For St. Maximos “Love of God is opposed to desire, for it persuades the intellect to control itself with regard to sensual pleasures.”
How’s that for disruptive thinking?
Love is manifested only through control rather than passion, he says. It is one thing to love when we are loved, filled with passion for a lover or overcome with feeling of love as we gaze at our newborn baby. But what about the moments when we are insulted or betrayed; are overcome with envy, scorn or outrage? These are the moments that one-by-one fill ort days. They slowly creep up to dominate our perception and color the fabric of daily life. This is why St. Maximos asks:
Cleanse your intellect from anger, rancor and shameful thoughts, and you will be able to perceive the indwelling of Christ.
Bridle your soul’s incensive power with love, quench its desire with self-control, give wings to its intelligence with prayer, and the light of your intellect will never be darkened.
Unless we can exert control to stem anger the minute it occurs, we cannot recover the love that lays dormant in our soul.
Love, however, is not simply a feeling one has for another person but a state of the soul. It is achieved only after you have cleansed yourself from passions and entered “the higher forms of the contemplation of divine realities.” However, what is significant is not only that true love can only dwell in a clean heart, and a mind capable of the “the higher forms of the contemplation. It is also that the highest forms of contemplation are not ends by themselves but gateways to love which completes them. When you have reached such spiritual state, St. Maximos advises,
“…give your utmost attention to love and self-control, so that you may keep your soul’s passible aspect undisturbed and preserve the light of your soul in undiminished splendor.”

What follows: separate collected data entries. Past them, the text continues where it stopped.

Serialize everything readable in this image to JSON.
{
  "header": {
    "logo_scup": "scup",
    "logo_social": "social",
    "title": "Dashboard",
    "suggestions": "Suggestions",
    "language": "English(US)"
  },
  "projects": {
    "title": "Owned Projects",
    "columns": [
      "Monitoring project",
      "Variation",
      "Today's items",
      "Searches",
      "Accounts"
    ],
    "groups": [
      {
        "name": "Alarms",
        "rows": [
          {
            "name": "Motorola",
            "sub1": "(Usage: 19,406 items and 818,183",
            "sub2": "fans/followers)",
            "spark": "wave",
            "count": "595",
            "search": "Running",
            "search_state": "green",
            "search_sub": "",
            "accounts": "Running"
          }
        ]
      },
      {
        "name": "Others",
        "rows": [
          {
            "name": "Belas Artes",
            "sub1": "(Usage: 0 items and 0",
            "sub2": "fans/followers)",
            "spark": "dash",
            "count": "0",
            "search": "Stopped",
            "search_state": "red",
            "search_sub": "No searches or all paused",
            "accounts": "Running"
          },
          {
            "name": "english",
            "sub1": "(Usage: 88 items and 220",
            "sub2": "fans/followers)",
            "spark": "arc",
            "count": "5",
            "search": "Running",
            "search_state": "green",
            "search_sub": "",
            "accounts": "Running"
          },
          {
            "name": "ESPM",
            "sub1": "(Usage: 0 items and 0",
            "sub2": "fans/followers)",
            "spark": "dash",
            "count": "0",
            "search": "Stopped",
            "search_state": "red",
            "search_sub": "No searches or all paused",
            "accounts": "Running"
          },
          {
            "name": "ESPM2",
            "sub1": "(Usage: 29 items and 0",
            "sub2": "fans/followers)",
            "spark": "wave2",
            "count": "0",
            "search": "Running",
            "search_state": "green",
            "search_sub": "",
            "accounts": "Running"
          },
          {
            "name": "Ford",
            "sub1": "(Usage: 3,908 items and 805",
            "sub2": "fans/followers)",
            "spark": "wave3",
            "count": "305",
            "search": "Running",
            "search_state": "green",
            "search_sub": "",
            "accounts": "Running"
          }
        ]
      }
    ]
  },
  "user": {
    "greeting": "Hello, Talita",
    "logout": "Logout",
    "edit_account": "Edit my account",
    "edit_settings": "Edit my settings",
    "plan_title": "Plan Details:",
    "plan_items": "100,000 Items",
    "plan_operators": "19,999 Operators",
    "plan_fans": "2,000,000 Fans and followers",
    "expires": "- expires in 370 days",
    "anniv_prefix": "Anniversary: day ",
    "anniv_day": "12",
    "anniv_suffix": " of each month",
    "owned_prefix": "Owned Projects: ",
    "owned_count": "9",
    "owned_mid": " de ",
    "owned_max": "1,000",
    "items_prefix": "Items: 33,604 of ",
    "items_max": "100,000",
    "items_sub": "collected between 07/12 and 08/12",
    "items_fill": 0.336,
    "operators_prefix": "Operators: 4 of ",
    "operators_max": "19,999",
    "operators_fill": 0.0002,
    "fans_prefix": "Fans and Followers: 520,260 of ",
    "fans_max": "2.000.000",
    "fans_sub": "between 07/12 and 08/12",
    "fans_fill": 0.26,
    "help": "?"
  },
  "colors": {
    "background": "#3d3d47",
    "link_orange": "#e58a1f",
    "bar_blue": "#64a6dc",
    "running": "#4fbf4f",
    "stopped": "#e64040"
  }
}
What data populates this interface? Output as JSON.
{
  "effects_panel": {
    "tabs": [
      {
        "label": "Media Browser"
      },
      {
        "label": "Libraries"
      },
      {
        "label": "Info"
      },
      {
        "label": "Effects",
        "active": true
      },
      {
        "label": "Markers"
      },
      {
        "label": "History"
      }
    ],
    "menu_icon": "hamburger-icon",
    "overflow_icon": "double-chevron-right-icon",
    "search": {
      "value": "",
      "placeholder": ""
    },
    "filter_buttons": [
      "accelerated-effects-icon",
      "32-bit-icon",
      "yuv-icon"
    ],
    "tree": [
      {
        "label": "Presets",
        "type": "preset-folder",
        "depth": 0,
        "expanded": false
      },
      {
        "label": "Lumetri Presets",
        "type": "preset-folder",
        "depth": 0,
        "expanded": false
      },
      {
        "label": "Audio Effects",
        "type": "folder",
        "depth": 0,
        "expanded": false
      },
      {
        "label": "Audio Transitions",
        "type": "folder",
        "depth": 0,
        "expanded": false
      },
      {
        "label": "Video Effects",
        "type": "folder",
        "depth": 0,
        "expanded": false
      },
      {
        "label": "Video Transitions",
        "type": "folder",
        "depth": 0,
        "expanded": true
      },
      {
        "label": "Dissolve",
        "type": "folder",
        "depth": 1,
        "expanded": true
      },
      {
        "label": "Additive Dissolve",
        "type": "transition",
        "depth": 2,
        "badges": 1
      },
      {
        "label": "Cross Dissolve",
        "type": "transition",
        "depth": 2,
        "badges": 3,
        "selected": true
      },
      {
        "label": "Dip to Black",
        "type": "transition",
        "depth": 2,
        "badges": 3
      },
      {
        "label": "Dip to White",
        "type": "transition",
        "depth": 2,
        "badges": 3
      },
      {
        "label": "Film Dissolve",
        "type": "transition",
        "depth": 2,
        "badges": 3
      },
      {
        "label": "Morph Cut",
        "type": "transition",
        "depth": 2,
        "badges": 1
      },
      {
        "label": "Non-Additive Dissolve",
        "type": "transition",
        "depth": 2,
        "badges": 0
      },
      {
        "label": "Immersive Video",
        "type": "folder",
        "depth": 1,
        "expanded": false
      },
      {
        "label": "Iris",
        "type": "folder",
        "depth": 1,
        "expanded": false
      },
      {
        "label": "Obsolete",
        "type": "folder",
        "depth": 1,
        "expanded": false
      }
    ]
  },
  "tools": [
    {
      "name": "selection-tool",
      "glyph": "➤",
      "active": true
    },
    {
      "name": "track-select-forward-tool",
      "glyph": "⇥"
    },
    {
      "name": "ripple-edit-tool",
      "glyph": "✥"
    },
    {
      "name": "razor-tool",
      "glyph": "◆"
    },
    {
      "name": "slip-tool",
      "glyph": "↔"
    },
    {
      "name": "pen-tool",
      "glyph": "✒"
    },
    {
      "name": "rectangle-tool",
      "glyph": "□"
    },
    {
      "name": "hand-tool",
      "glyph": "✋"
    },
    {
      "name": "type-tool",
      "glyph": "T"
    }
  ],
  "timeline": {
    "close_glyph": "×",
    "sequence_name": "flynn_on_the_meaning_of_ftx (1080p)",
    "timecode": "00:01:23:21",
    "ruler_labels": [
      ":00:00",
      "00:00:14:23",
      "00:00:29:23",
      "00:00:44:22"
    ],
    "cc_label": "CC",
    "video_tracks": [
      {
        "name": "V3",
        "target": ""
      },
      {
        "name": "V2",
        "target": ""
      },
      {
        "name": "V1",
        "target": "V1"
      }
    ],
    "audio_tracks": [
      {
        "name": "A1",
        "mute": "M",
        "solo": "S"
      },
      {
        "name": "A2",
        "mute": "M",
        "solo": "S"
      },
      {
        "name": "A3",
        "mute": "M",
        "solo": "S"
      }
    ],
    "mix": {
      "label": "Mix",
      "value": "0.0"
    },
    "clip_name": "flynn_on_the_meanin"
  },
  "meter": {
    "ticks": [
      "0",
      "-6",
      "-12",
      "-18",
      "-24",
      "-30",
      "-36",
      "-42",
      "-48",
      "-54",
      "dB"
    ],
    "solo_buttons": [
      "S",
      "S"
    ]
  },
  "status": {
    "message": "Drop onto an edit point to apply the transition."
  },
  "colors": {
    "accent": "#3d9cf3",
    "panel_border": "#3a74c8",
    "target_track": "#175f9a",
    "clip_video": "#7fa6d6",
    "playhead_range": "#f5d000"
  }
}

And so, love is the light of our souls rather than limited to specific occasions and one on one relationships. It is the fulfillment of God’s promise of “eternal blessings” and “the pledge of the Spirit in your hearts (cf. 2 Cor. 1:22).” Making love the center of your soul requires that we lead a different lifestyle, centered on love and driven by constant alertness:
“…God commanded you to pay attention to how you live, so that the inner man may be freed from the passions and begin here and now to enjoy these blessings.”
It is easy to allow “disgrace, injury, slander either against one’s faith or one’s manner of life, beatings, blows and so on” to “dissolve love,” St. Maximos says. But “he who loses his love because of these things has not yet understood the purpose of Christ’s commandments.” Paying attention to how we live means recognizing the onset of passion; understanding that the danger of losing the love within us is far greater than the danger of the disgrace or injury to ourselves; and taking action through self control.
“Many of us are talkers, few are doers,” St. Maximos says. To achieve and maintain love calls for us to shift from words to action and become doers.